Many professional organizations provide further information about integrative oncology. The Society for Integrative Oncology, a nonprofit, multidisciplinary organization, strives “to advance evidence-based, comprehensive, integrative healthcare to improve the lives of people affected by cancer.”4 The organization hosts an annual conference to examine the evidence for complementary therapies, and its Web site includes information, links, and resources for clinicians and patients.

Members of the Oncology Nursing Society (ONS) can join special interest groups to share information and learn from each other’s experiences. The organization has a special interest group that focuses on complementary and integrative therapies. This group of 900 members publishes a newsletter, offers networking opportunities, and meets during the ONS Annual Congress.

Books on integrative oncology for health care professionals are available from ONS and commercial booksellers.
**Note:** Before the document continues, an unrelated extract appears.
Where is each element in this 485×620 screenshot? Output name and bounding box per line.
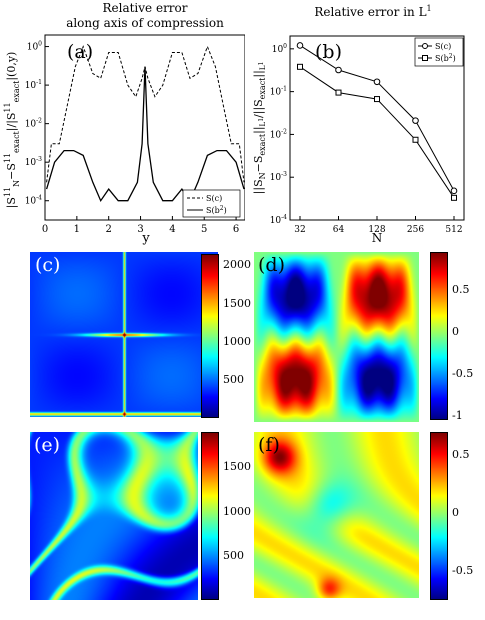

These include the Handbook of Integrative Oncology Nursing: Evidence-Based Practice, written by Georgia M. Decker and Colleen O. Lee (published by Oncology Nursing Society; Pittsburgh, PA; 2010) Integrative Oncology, by Donald Abrams and Andrew Weil (published by Oxford University Press USA; New York, NY; 2009); and Integrative Oncology: Principles and Practice, by Matthew P. Mumber (published by CRC Press; Boca Raton, Florida; 2005).3

For patients, the American Cancer Society (ACS) offers its Guidelines for Using Complementary and Alternative Methods, available on the ACS Web site. Information on dietary supplements and herbs can be found at Medline Plus: All Herbs and Supplements, from the NIH Office of Dietary Supplements, and through a PubMed information subset on dietary supplements.


Sources of information on integrative oncology should be unbiased and peer-reviewed. Check that information sources used appropriate research methods, discuss both safety and efficacy, and identify the limitations of the research and any clinical concerns.3 While double-blind, randomized controlled trials are the gold standard, this methodology may not be the best approach for therapies such as whole medical systems and mind-body interventions.5 For example, mindfulness-based interventions involve adopting new health behaviors, which makes them similar to other behavioral approaches. Theories of behavioral change emphasize the importance of a person’s intention, willingness, and readiness to change health behaviors, which randomized controlled trials are not likely to address adequately.3 Additionally, qualitative approaches should be considered, which include first-person perspectives and observational methods, since these are helpful in understanding the experiences of patients.